Watch time segment (9:37 to 11:54) of the video | Ka Leo ʻŌiwi | Episode 4. This is a great tool used together with duolingo.

Link: https://youtu.be/Q02LDJVetQ0


https://www.duolingo.com/profile/CharlesWil267432

She is reading this sentence in the intonation of a question, but it is not written as a question. This is important because intonation is the only way you can tell that something is a question in spoken Hawaiian.


https://www.duolingo.com/profile/DABurnside

I agree with you that the intonation is often the difference between statement and question, but I am noticing more and more younger English speakers raising their pitch at the end of statements so that it sounds like they are asking a question.


https://www.duolingo.com/profile/CharlesWil267432

Aloha Burnside! The point was that the way she is reading it, a Hawaiian hears: "Should you look at Keoki?" instead of "Look at Keoki". Mahalo for your ike!

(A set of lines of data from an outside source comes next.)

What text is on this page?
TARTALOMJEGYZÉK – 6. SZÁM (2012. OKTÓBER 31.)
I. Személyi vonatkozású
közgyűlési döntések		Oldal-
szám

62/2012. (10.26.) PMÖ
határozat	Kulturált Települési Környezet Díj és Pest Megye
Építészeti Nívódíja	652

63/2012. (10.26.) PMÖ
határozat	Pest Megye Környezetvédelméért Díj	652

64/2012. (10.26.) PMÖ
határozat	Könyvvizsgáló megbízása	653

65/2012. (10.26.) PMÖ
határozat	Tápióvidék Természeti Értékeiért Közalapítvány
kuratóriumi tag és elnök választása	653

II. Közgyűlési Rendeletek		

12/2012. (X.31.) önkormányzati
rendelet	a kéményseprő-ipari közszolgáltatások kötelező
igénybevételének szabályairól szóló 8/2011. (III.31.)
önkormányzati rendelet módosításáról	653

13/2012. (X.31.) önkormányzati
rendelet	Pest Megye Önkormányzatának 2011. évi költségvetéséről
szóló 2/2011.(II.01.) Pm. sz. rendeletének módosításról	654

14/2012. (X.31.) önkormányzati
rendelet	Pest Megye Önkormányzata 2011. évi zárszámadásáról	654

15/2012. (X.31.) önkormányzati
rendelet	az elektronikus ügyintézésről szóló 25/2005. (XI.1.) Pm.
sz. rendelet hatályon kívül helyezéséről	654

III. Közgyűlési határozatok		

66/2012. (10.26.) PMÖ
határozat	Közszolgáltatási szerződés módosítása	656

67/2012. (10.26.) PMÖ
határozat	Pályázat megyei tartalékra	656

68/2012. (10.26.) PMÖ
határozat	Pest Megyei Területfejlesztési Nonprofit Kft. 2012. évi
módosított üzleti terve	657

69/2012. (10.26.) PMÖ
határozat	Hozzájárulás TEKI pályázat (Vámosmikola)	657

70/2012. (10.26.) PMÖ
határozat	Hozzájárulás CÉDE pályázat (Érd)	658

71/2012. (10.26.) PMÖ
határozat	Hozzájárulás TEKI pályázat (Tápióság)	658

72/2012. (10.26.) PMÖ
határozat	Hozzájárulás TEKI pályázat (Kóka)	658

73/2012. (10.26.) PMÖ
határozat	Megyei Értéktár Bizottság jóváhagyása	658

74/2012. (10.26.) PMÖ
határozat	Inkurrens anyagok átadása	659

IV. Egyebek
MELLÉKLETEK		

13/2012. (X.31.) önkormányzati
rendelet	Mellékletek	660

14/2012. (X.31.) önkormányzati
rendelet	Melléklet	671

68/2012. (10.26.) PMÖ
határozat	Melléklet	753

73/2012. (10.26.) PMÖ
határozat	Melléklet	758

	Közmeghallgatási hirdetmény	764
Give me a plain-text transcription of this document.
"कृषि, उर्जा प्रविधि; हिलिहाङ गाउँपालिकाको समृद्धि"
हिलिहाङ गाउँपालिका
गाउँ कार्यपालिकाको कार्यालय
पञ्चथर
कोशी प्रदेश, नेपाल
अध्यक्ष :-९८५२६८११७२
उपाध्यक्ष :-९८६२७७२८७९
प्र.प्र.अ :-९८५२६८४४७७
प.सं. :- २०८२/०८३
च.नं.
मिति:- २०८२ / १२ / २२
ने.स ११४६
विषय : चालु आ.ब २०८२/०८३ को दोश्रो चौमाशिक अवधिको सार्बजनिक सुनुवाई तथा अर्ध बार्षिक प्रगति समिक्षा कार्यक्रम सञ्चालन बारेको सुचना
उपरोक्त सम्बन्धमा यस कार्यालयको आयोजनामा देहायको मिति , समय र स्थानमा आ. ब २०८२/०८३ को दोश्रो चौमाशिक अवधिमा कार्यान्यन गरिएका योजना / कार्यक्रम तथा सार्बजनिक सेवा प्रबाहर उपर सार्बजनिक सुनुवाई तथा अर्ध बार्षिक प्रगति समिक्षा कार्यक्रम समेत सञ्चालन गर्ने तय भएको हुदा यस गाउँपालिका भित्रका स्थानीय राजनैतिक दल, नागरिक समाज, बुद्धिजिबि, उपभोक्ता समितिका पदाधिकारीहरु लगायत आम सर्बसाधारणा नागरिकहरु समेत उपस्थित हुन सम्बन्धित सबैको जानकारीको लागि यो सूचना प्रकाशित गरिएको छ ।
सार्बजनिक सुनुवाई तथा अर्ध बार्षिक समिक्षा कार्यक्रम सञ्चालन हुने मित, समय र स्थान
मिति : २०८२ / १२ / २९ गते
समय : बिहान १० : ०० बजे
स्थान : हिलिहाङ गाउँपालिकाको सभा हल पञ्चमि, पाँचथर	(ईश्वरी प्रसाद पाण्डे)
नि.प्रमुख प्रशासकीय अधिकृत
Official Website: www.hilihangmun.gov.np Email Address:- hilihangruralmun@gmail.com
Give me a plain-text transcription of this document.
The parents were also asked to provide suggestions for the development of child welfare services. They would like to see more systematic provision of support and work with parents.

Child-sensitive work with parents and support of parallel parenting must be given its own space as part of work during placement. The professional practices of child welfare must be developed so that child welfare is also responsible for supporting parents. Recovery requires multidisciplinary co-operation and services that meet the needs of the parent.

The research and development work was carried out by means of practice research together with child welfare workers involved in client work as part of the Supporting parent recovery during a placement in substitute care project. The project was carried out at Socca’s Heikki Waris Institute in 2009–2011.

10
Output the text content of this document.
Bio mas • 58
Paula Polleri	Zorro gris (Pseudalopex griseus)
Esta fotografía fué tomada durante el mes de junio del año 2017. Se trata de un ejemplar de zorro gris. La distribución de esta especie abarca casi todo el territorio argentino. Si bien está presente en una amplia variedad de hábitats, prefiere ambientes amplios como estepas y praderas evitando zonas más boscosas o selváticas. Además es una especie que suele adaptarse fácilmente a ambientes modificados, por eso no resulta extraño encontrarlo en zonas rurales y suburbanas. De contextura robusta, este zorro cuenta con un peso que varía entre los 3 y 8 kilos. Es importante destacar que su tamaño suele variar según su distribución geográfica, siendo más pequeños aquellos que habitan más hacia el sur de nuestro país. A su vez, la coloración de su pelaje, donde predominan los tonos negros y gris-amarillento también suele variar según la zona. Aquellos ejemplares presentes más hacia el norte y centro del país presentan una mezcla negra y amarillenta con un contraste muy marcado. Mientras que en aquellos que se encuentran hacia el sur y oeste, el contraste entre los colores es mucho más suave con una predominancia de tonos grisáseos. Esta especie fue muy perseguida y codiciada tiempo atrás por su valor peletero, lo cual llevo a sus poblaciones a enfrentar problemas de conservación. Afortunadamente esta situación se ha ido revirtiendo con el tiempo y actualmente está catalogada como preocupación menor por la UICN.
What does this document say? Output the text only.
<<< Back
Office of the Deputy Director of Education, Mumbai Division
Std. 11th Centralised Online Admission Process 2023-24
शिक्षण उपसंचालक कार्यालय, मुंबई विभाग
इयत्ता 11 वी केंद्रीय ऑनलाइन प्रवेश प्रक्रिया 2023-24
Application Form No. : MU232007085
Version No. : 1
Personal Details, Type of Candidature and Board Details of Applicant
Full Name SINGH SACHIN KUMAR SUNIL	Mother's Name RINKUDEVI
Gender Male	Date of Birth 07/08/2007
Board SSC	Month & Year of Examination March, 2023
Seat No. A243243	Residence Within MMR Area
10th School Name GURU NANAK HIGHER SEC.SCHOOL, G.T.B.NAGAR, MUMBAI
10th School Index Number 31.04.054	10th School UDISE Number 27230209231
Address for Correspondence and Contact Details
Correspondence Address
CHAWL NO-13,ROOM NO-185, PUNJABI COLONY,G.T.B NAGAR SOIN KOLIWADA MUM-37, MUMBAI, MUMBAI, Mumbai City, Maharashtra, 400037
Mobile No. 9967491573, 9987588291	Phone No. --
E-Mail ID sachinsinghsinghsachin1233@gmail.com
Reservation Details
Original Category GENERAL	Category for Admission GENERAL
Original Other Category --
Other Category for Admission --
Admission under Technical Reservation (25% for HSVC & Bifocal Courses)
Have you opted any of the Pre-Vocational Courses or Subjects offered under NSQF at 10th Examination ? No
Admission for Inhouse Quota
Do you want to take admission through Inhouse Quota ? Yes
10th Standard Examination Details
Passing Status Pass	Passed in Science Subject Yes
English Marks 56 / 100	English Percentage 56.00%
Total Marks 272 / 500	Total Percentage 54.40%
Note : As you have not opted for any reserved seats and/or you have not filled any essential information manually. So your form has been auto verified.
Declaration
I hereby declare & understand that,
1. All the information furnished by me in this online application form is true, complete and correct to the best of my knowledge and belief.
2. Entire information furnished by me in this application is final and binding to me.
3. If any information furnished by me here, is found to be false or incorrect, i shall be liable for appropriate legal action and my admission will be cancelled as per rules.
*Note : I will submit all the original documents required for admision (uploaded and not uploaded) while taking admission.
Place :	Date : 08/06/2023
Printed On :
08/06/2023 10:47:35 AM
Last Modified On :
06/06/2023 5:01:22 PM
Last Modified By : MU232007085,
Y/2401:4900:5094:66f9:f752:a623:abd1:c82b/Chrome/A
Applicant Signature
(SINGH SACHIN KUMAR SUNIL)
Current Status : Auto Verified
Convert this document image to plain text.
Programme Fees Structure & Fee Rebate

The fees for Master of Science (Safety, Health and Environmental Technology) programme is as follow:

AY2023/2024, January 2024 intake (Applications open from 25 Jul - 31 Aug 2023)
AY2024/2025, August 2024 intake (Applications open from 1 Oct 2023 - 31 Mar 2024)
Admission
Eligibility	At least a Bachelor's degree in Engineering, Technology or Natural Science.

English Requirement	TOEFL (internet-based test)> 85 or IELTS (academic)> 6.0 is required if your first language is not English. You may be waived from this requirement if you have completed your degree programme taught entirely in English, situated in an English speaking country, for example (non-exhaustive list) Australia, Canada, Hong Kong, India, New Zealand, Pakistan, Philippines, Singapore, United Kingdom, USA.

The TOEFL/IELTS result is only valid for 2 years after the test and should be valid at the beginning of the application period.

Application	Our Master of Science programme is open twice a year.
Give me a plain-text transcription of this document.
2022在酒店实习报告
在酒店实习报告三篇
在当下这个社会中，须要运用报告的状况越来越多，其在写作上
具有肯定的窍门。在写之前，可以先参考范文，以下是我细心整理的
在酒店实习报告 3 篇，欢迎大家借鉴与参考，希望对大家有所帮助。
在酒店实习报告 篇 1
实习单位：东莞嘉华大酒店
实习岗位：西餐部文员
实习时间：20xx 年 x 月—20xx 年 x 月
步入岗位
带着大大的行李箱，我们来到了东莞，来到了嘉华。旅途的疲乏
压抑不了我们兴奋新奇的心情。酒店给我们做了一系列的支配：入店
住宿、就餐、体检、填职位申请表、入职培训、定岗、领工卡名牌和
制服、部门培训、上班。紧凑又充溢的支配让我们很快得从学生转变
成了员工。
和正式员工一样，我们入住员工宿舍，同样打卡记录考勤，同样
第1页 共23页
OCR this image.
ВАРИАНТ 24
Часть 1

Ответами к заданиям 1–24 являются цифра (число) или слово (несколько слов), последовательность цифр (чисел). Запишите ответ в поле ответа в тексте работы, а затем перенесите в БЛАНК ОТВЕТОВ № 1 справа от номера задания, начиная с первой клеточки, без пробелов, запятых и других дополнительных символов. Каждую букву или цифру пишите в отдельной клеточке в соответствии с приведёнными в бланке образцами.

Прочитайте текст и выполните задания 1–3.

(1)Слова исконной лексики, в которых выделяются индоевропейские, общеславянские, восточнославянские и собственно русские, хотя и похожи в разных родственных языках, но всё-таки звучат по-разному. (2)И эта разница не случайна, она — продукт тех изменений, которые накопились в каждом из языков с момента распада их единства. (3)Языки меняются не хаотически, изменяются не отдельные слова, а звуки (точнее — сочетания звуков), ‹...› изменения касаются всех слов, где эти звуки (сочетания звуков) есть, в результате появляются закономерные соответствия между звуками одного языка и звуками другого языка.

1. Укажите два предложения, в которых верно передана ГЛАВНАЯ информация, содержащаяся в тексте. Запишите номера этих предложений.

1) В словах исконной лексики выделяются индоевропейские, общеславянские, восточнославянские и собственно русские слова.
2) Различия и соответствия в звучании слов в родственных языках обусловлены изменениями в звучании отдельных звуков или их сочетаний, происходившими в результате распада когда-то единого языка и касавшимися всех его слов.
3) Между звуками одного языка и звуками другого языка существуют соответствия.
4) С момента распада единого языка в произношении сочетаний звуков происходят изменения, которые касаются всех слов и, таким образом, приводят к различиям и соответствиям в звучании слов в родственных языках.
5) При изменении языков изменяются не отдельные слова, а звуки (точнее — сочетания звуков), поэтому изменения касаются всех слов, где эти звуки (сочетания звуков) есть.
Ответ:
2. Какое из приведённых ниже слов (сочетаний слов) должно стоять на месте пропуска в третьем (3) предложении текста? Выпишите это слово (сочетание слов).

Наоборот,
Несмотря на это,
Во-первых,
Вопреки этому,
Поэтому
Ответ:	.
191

https://www.duolingo.com/profile/rabelon

I am not sure how to read a command form as a question. For example, "Watch the dog" as opposed to "Watch the dog?" The command form might not make much sense without more context. "Watch the dog?" implies "[Do you want me to] Watch the dog?" which is a different sentence.


https://www.duolingo.com/profile/DABurnside

Good point. I donʻt have any sound with this one so I canʻt comment on that.


https://www.duolingo.com/profile/CharlesWil267432

Sorry about that! I'm just on google. Some they read out loud; some they don't.